David Roth of Amazon and Matthew Reisman of Microsoft. (GeekWire Photo / Nat Levy

Some of the most important U.S. laws that govern global trade and the flow of information across borders are outdated. Not disrupted by cutting-edge tech that has come out in the last few years outdated, but enacted before Amazon was even a company outdated.

Leaders from Amazon and Microsoft as well as congressional representatives from Washington state gathered at Amazon HQ Monday for Washington Council on International Trade’s trade summit. In the same room where Amazon welcomes 500 new employees every week from around the world, speaker after speaker advocated committing to trade agreements and updating existing pacts, while acknowledging the complications of doing so to reflect today’s technology.

Global trade deals have become a popular scapegoat to explain why some communities and sectors have fallen behind in recent years. President Trump quickly withdrew the U.S. from a global trade deal, the Trans-Pacific Partnership, soon after his election and has threatened to withdraw from NAFTA, the trade pact from the 1990s between the U.S., Mexico and Canada.

Rep. Suzan DelBene. (GeekWire Photo / Nat Levy)

Trade policy has an outsized impact on Washington state, where industries from agriculture to aerospace rely heavily on exports. Complicating the matter is the explosion of technology, and the presence of some lawmakers who aren’t exactly experts in the field.

U.S. Rep. Suzan DelBene, a Democrat who represents a broad district that includes Microsoft’s headquarters campus and large swaths of northern Washington, knows the tech world well. She is a former Microsoft executive who wants to see more tech-related legislation.

“It’s been a tough area because many legislators don’t understand a lot about digital technology — how it’s working; where it’s headed — not just with respect to trade but more generally,” DelBene said. “So people are hesitant to put policy in place, which is why we still don’t have a warrant standard for accessing information in your email that may be sitting in the cloud.”

The issue of warrants and email privacy are the subject of a U.S. Supreme Court case with DelBene’s previous employer Microsoft battling the U.S. Department of Justice over data stored on a server in Ireland. Microsoft has continually called on Congress to pass laws governing searches of information stored abroad.

Regulating how data flows between borders was top of mind for tech leaders at the event as well. Amazon and Microsoft both have data centers all around the world to support their cloud computing divisions and governments they interact with run the gamut for how open or restrictive they are about data.

“While there is so much promise from this technology, it’s really the wild west in terms of how countries are dealing with the issues of underlying data flows around the world,” said Matthew Reisman, director of international trade for Microsoft. “You have some that are embracing new technology and these data flows and others who are afraid.”

Rep. Derek Kilmer. (GeekWire Photo / Nat Levy)

David Roth, senior manager of global trade policy for Amazon, agreed, saying that trade policy has not kept up with technological advances. He hopes to see agreements that govern how data flows across borders and clarify the issues of whether data needs to be stored locally.

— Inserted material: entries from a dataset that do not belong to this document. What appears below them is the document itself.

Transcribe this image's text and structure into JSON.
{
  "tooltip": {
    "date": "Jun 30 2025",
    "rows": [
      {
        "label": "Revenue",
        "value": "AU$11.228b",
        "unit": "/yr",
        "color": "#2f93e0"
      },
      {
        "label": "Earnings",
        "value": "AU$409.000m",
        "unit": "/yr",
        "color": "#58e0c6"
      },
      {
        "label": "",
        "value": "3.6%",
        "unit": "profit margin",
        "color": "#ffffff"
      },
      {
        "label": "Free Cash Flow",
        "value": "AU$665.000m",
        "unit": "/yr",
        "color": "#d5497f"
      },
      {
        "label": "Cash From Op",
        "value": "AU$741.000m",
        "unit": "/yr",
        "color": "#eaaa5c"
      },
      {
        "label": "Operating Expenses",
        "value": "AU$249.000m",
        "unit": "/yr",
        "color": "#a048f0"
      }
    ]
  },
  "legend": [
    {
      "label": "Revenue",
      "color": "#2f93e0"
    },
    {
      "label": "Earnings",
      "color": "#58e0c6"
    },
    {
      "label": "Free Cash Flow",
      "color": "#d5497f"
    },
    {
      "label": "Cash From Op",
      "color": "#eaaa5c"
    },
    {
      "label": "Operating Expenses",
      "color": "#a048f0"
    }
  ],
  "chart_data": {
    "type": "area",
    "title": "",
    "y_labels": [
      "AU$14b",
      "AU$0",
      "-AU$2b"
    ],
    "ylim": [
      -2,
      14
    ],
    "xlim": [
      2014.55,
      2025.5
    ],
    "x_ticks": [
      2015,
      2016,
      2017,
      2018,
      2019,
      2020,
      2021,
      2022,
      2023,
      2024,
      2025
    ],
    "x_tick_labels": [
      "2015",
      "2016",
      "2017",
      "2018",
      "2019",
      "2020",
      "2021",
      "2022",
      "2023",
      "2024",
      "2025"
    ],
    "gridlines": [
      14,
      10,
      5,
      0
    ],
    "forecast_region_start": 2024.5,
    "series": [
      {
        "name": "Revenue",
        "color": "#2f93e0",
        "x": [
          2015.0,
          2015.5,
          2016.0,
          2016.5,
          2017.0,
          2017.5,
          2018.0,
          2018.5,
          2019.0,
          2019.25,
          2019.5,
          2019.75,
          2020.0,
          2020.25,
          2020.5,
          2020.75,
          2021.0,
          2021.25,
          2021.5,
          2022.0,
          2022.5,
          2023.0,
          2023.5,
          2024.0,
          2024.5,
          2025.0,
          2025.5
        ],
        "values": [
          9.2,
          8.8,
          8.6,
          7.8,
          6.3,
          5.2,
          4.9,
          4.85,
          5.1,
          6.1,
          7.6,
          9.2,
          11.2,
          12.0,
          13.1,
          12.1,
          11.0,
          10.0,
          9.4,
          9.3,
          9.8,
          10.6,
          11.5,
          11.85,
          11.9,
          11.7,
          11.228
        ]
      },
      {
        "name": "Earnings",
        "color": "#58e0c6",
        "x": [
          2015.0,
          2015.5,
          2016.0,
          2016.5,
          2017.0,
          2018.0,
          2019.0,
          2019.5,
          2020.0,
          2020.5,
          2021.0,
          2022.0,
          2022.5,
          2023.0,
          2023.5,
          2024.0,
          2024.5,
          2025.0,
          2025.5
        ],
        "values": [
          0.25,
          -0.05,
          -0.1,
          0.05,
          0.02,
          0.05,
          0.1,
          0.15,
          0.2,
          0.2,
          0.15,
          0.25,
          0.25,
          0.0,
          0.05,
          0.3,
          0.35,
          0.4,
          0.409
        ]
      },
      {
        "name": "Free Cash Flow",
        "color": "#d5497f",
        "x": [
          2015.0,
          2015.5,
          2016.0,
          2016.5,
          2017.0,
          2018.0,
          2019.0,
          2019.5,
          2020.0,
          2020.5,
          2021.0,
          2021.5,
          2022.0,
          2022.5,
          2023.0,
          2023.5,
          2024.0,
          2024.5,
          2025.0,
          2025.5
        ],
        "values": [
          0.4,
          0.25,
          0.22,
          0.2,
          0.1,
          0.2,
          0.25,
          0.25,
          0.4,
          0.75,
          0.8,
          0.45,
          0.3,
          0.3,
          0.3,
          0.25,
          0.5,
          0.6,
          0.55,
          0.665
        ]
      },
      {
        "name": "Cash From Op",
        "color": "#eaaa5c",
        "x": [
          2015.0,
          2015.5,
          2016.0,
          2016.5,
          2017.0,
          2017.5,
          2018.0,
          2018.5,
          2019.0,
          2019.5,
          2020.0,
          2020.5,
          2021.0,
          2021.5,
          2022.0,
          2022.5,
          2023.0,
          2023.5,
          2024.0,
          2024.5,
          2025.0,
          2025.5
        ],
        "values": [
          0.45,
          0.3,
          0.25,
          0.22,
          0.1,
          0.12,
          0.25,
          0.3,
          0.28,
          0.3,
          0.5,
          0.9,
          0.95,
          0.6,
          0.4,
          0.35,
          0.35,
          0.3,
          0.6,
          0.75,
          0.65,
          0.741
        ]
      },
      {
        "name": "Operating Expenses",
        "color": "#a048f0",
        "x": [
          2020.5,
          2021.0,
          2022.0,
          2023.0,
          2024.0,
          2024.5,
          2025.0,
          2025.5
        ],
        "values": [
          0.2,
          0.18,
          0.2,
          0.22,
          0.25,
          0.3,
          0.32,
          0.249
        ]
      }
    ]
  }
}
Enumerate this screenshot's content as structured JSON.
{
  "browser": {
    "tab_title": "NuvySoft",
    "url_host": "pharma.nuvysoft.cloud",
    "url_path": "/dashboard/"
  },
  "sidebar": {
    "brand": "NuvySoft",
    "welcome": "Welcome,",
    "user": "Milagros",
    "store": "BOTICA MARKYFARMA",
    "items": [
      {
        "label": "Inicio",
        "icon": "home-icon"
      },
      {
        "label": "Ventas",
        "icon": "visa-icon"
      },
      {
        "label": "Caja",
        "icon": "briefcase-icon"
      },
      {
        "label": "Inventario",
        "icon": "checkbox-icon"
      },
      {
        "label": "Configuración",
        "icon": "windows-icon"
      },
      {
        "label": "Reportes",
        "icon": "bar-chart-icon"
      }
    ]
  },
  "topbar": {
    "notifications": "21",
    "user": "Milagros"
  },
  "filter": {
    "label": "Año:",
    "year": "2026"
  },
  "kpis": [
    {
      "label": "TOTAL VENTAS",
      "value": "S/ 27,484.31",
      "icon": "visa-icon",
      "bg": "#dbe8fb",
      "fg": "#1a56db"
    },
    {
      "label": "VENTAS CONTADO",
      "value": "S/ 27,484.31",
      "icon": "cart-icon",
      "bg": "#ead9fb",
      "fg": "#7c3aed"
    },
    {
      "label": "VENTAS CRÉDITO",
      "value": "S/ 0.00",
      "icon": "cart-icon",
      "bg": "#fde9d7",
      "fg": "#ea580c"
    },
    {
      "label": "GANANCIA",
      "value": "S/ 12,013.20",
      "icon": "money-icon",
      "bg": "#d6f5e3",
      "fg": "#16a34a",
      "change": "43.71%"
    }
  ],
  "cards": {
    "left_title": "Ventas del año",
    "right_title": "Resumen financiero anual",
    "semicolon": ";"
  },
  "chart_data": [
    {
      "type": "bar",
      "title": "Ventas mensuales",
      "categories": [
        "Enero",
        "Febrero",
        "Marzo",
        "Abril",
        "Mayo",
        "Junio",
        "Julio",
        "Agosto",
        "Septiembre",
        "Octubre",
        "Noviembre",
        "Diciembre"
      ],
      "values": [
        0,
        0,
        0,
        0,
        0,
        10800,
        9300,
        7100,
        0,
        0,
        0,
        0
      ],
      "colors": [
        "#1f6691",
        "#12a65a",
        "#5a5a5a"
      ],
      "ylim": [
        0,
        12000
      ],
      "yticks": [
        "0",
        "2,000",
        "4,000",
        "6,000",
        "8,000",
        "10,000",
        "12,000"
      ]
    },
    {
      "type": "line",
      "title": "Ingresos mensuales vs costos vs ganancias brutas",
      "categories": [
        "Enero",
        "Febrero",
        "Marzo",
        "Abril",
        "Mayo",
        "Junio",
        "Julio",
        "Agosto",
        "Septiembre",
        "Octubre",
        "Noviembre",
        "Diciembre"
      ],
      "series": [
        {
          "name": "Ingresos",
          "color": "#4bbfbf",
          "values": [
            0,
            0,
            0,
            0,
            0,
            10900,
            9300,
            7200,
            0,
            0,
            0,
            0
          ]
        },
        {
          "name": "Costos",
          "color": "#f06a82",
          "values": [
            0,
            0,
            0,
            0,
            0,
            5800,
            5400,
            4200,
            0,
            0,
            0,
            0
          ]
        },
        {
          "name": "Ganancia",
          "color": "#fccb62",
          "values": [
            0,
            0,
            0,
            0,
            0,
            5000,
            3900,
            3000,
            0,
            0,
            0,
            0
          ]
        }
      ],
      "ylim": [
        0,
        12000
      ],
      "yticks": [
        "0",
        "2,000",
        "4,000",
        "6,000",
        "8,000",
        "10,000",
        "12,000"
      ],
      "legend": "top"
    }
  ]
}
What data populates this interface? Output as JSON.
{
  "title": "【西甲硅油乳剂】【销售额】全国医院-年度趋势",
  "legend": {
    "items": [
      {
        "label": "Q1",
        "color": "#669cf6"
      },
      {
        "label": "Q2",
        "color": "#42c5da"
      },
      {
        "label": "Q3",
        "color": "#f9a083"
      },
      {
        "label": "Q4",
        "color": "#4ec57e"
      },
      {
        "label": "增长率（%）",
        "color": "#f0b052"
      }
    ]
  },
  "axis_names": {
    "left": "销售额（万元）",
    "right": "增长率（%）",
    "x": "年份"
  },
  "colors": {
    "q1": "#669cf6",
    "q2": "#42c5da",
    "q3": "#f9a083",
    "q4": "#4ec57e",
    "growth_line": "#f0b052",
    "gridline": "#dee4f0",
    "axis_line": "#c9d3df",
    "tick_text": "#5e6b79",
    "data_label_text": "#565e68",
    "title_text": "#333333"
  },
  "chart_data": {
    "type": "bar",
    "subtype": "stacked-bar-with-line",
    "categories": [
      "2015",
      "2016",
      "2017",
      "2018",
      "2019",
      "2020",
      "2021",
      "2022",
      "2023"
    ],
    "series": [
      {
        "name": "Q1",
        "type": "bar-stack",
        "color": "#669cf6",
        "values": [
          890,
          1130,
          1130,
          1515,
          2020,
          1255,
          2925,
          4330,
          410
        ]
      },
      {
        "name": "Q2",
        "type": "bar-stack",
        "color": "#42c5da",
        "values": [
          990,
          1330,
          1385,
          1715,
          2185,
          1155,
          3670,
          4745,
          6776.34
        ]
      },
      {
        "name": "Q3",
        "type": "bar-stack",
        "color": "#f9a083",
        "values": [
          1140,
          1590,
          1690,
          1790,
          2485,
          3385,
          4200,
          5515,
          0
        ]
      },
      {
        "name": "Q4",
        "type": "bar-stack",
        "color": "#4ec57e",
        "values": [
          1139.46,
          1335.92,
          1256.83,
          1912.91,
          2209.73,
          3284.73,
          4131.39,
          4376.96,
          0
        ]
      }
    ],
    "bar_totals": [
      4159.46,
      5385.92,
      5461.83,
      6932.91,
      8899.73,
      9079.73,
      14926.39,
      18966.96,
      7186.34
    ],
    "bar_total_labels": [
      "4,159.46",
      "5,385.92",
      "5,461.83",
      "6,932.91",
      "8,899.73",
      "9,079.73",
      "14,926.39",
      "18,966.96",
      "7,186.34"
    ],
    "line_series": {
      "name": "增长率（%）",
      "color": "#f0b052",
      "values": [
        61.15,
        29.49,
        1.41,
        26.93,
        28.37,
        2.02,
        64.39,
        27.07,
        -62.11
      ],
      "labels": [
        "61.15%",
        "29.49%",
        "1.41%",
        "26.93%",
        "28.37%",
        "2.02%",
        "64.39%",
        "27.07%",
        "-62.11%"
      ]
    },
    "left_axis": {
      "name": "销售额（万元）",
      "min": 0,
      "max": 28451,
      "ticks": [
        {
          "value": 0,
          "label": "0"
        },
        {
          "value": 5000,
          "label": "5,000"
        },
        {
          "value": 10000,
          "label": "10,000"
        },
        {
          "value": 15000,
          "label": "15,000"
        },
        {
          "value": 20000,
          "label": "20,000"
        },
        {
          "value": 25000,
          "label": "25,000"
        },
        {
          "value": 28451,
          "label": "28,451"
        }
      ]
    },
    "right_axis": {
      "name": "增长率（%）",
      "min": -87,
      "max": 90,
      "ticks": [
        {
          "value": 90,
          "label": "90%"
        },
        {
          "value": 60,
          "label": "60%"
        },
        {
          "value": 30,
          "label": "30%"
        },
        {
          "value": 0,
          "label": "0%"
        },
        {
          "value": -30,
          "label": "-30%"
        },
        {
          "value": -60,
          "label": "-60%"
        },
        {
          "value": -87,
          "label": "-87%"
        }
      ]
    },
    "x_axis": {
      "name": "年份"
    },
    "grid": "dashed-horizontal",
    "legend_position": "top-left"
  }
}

This event was meant to promote global trade with a lens on Washington state, so there weren’t any vehement isolationists on the panels or anyone advocating restrictive policies for data stored abroad. But U.S. Rep. Derek Kilmer, a democrat representing Tacoma as well as the Kitsap and Olympic peninsulas, advised the audience to think about why some have become anti-trade in recent years. Technological advances have contributed to factors that have left people behind, and not just in middle America, but in places within driving distance of Amazon and Microsoft HQ as well.

“What’s driving some of the protectionism by this administration, and what’s driving isolationist policies all around the world is the changing economy and the fact that people are being left behind,” Kilmer said. “I represent some counties that are really struggling that are not in the shadow of the Space Needle. In a lot of the counties I represent, the chief export is young people.”